Congressman McClintock delivered the following remarks on the House floor in support of H.R. 4315, Endangered Species Act Reform:

Endangered Species Act Reform
(HR 4315)
July 29, 2014
Mr. Chairman,
The Endangered Species Act serves a great cause: to prevent the extinction of any species because of human activity.  But as Eric Hoffer warned, “Every great cause begins as a movement, becomes a business, and eventually degenerates into a racket.”
Unfortunately, in the last four years, the ESA has become the basis for an explosion of lawsuits seeking to force hundreds of new species listings.  Many of these suits are funded at taxpayers’ expense, which in turn require federal, state and local agencies to spend even more taxpayer money to respond.  

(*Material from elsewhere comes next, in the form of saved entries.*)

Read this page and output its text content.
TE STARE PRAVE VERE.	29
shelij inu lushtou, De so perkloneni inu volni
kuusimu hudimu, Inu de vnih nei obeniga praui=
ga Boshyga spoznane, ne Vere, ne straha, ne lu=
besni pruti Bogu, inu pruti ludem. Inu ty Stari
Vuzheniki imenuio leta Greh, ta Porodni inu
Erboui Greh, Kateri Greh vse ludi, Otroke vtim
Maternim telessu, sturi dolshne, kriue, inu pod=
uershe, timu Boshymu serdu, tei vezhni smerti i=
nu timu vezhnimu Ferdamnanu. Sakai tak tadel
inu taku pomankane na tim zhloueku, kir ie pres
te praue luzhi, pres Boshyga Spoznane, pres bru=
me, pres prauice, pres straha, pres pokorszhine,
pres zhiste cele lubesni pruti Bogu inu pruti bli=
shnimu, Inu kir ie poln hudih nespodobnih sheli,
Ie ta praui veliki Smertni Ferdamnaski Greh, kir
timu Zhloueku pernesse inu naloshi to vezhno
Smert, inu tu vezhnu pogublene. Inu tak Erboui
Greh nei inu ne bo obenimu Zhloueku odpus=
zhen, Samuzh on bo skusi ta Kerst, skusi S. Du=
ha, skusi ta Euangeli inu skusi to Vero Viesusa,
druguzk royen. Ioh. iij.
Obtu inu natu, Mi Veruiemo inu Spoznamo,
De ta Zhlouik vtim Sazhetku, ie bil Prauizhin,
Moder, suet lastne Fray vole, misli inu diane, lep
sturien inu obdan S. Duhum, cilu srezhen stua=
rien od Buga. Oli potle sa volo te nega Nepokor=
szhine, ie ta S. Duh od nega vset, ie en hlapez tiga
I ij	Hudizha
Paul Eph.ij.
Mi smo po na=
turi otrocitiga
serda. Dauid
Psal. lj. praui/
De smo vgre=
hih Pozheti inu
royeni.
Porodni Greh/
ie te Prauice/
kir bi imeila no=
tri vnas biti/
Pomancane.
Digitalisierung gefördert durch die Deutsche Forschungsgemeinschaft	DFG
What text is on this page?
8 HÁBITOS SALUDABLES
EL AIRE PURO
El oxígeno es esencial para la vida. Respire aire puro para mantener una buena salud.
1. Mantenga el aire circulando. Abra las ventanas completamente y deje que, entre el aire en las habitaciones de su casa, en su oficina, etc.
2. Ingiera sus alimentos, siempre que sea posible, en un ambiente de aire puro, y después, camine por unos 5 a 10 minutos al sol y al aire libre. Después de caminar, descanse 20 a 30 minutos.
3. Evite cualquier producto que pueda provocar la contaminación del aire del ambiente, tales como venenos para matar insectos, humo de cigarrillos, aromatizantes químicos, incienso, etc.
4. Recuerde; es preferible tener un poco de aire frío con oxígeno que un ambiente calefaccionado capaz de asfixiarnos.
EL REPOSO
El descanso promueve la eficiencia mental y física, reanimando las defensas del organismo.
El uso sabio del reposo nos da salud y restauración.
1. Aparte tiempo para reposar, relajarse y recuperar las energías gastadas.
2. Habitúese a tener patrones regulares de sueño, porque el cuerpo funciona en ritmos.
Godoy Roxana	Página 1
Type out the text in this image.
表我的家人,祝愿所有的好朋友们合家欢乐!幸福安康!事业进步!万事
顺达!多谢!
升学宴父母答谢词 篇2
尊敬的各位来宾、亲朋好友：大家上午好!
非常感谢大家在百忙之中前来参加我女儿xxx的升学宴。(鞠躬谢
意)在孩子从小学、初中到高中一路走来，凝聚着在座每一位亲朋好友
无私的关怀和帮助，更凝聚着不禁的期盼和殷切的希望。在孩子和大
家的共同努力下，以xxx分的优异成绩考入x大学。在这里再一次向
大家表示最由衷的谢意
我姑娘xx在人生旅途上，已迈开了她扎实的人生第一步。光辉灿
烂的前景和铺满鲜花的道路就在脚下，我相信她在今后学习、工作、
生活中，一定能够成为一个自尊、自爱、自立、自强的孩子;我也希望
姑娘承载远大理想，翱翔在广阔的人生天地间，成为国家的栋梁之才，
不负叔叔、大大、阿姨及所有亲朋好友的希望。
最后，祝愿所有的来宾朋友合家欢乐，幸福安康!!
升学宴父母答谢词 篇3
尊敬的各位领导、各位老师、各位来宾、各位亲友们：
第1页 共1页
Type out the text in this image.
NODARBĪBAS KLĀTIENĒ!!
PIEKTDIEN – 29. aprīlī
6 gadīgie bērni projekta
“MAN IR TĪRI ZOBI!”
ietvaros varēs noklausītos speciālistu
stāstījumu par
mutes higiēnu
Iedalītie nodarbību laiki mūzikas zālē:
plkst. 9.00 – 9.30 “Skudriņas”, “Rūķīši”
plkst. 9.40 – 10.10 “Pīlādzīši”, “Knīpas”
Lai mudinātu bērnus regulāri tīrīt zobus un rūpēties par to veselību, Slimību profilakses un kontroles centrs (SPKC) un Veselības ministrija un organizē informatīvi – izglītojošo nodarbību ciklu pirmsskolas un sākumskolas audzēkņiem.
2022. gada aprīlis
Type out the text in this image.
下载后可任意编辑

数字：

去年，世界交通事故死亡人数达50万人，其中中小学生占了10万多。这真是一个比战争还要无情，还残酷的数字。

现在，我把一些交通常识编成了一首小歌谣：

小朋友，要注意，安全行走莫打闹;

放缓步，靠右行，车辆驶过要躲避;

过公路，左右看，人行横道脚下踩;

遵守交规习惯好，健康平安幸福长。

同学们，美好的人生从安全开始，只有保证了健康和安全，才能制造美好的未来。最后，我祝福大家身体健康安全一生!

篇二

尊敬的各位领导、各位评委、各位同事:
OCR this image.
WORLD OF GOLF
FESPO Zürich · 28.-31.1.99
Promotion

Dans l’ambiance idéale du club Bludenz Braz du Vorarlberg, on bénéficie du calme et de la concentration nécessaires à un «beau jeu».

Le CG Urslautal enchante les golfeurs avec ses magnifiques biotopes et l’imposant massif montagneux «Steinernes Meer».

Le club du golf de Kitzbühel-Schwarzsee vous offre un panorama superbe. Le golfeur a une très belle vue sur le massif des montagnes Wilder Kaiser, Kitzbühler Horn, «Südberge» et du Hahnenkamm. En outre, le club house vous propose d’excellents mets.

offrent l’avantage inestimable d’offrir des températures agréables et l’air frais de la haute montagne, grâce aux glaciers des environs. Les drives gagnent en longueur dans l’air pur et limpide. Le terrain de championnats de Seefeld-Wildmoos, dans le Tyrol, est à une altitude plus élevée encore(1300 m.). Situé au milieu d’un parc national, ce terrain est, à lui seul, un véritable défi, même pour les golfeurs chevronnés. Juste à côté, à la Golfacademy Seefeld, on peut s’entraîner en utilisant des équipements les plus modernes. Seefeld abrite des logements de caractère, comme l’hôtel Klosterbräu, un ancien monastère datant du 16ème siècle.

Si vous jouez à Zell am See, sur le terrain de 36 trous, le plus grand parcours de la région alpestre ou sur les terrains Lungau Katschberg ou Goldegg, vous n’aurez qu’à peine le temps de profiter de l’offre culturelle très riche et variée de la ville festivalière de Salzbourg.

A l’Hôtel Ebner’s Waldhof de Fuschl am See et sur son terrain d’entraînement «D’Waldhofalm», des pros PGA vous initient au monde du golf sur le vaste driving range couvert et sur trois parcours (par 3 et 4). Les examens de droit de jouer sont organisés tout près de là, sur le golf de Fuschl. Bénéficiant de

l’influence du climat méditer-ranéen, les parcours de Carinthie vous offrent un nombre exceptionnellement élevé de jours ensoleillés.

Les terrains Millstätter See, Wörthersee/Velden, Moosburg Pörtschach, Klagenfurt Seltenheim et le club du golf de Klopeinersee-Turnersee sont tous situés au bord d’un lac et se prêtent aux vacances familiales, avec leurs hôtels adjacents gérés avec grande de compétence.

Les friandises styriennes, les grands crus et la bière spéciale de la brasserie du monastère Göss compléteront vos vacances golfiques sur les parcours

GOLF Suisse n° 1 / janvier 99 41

In northern California last month, this kind of litigation resulted in designating two million acres as critical habitat for three amphibians – despite overwhelming evidence that human activity is not to blame (the cause of the decline is non-native predators and a virus affecting all amphibian species).  
The Natural Resources Committee has heard hours of testimony of how these decisions are based on highly questionable data from advocacy groups that include major mathematical errors, rank speculation, and even selectively suppressed data in order to arrive at pre-determined conclusions.  
This measure begins to address the concerns.  It requires that supporting data be readily available to the general public, and it requires that the government use the best available science and data from ALL sources.  It addresses the litigation crisis by requiring that legal costs be tracked and publicly reported, and it conforms those costs to the Equal Access to Justice Act that prevents extravagant claims for legal fees.
Louis Brandeis said that “Sunlight is the best of disinfectants.”  This bill places the data for implementing the ESA back in the sunlight where it can be fully scrutinized, and it places a modicum of restraint on the legal fees sought by litigants.